So entstand schon zu Marx' Lebzeiten also die Vorstellung vom »Marxschen Sozialstaat«, mit dem sich der Betroffene auf lehrreiche Weise hier noch selbst auseinandersetzen konnte. Bezeichnend ist sogleich die Doppelung, mit der wir es heute noch zu tun haben: auf der einen (der politisch rechten) Seite wird von dem »Marxschen hypothetischen Sozialstaat« gefaselt, der sowohl den angeblichen Marxschen Theorien selbst als auch der angeblich unwandelbar bürgerlich-allgemeinmenschlich beschaffenen Realität »nicht entspricht« - dieser Popanz ist (oder war) dann der unmögliche Kommunismus, die immer wieder zum Scheitern verurteilte blutige Utopie. Auf der anderen (linken) Seite wird derselbe Sozialstaat geradezu gefordert und eingeklagt - seis als Apologie und Nostalgie des »Realsozialismus« mit ach-so-menschlichem Antlitz , »ohne« Erwerbslosigkeit usw. und halt mit dem Stalinismus als mehr oder weniger bedauerlichem Betriebsunfall, seis als endlich zu realisierender »demokratisch-sozialistischer« Zukunftsstaat, Volksstaat mit »sozialem Auftrag« und Interventionsmacht als Bändiger der Monopole und Bankenmacht etc. Auf dieser (politisch linken) Seite konkurrieren radikale Jakobiner (»mit dem Volk«) und »radikale Reformisten« um die »marxistische« Legitimation und politizistische Repräsentation.

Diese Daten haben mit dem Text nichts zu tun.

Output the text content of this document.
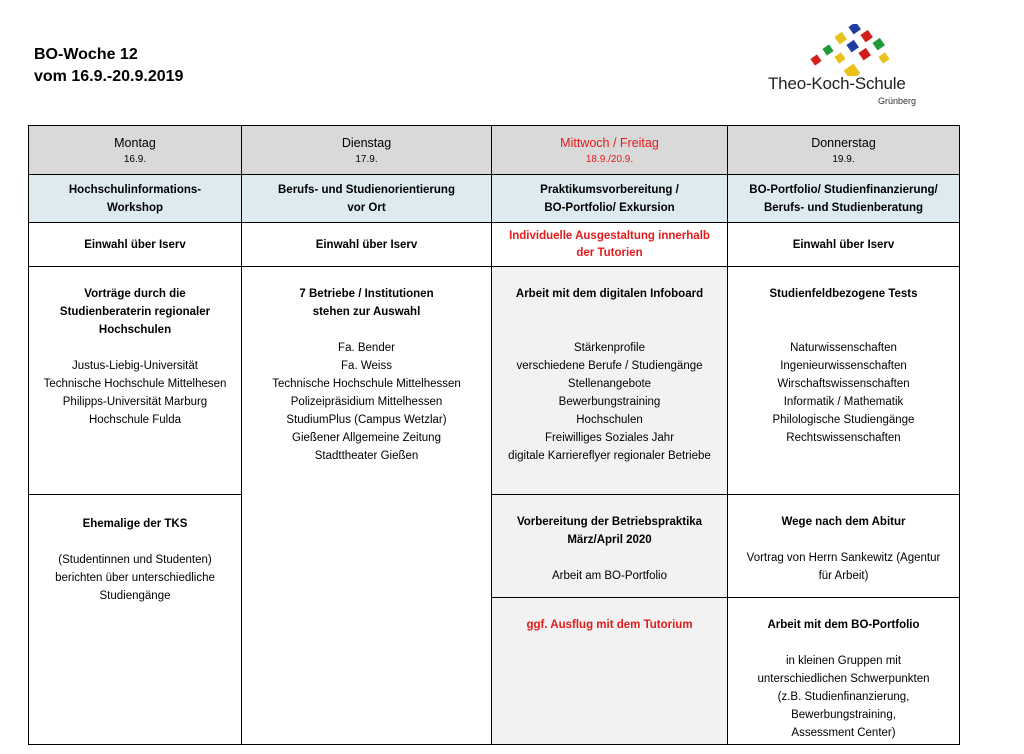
BO-Woche 12
vom 16.9.-20.9.2019	Theo-Koch-Schule
Grünberg
Montag
16.9.
Hochschulinformations-
Workshop
Einwahl über Iserv
Vorträge durch die
Studienberaterin regionaler
Hochschulen
Justus-Liebig-Universität
Technische Hochschule Mittelhesen
Philipps-Universität Marburg
Hochschule Fulda
Ehemalige der TKS
(Studentinnen und Studenten)
berichten über unterschiedliche
Studiengänge
Dienstag
17.9.
Berufs- und Studienorientierung
vor Ort
Einwahl über Iserv
7 Betriebe / Institutionen
stehen zur Auswahl
Fa. Bender
Fa. Weiss
Technische Hochschule Mittelhessen
Polizeipräsidium Mittelhessen
StudiumPlus (Campus Wetzlar)
Gießener Allgemeine Zeitung
Stadttheater Gießen
Mittwoch / Freitag
18.9./20.9.
Praktikumsvorbereitung /
BO-Portfolio/ Exkursion
Individuelle Ausgestaltung innerhalb
der Tutorien
Arbeit mit dem digitalen Infoboard
Stärkenprofile
verschiedene Berufe / Studiengänge
Stellenangebote
Bewerbungstraining
Hochschulen
Freiwilliges Soziales Jahr
digitale Karriereflyer regionaler Betriebe
Vorbereitung der Betriebspraktika
März/April 2020
Arbeit am BO-Portfolio
ggf. Ausflug mit dem Tutorium
Donnerstag
19.9.
BO-Portfolio/ Studienfinanzierung/
Berufs- und Studienberatung
Einwahl über Iserv
Studienfeldbezogene Tests
Naturwissenschaften
Ingenieurwissenschaften
Wirschaftswissenschaften
Informatik / Mathematik
Philologische Studiengänge
Rechtswissenschaften
Wege nach dem Abitur
Vortrag von Herrn Sankewitz (Agentur
für Arbeit)
Arbeit mit dem BO-Portfolio
in kleinen Gruppen mit
unterschiedlichen Schwerpunkten
(z.B. Studienfinanzierung,
Bewerbungstraining,
Assessment Center)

Marx lässt sich - wie immer - auf die Unterstellungen ganz konkret ein, holt den jeweiligen Wirklichkeitsgehalt zunächst immanent heraus und stellt sodann die kopfstehenden Vorstellungen und Begrifflichkeiten auf historisch-materialistische Füße. Hier hat er es mit einem Vordenker des Professor Wagner, mit einem Albert Schäffle und seiner »Quintessenz des Sozialismus« (1875) zu tun, der einen »Marxschen hypothetischen Sozialstaat« ausgetüftelt hatte, worin die Versorgung der Bevölkerung mit den nötigen Gebrauchswerten von »einem System von Sozialtaxen« - d.h. einer sozialen Besteuerungsakrobatik - »reguliert werden müsste«. Da aber dadurch das Wertgesetz verletzt werden müsste, könne weder dieser Marxsche Zukunftsstaat funktionieren noch stimme dann die Marxsche Werttheorie! Marx weist die Unterschiebung zurück und spielt sie aber auch konsequent durch:
»So viel Worte, so viel Blödsinn. Erstens habe ich nirgendwo von 'Sozialtaxen' gesprochen und bei der Untersuchung über den Wert mit bürgerlichen Verhältnissen zu tun, nicht aber mit Anwendung dieser Werttheorie auf den nicht einmal durch mich, sondern durch Herrn Schäffle für mich konstruierten 'Sozialstaat'.« Dann zeigt Marx am Beispiel der Kornpreisentwicklung nach einer Missernte - das dieser Schäffle gewählt hatte, um das Versagen von Marxens Werttheorie wie angeblichem Sozialstaat »schlagend nachzuweisen« -, dass die Werttheorie gerade bestätigt würde durch die Preisbewegungen, in denen sich der Wert realisiert, d.h. in denen er erscheint: Freilich würden durch eine Missernte auf dem Kornmarkt Turbulenzen ausgelöst.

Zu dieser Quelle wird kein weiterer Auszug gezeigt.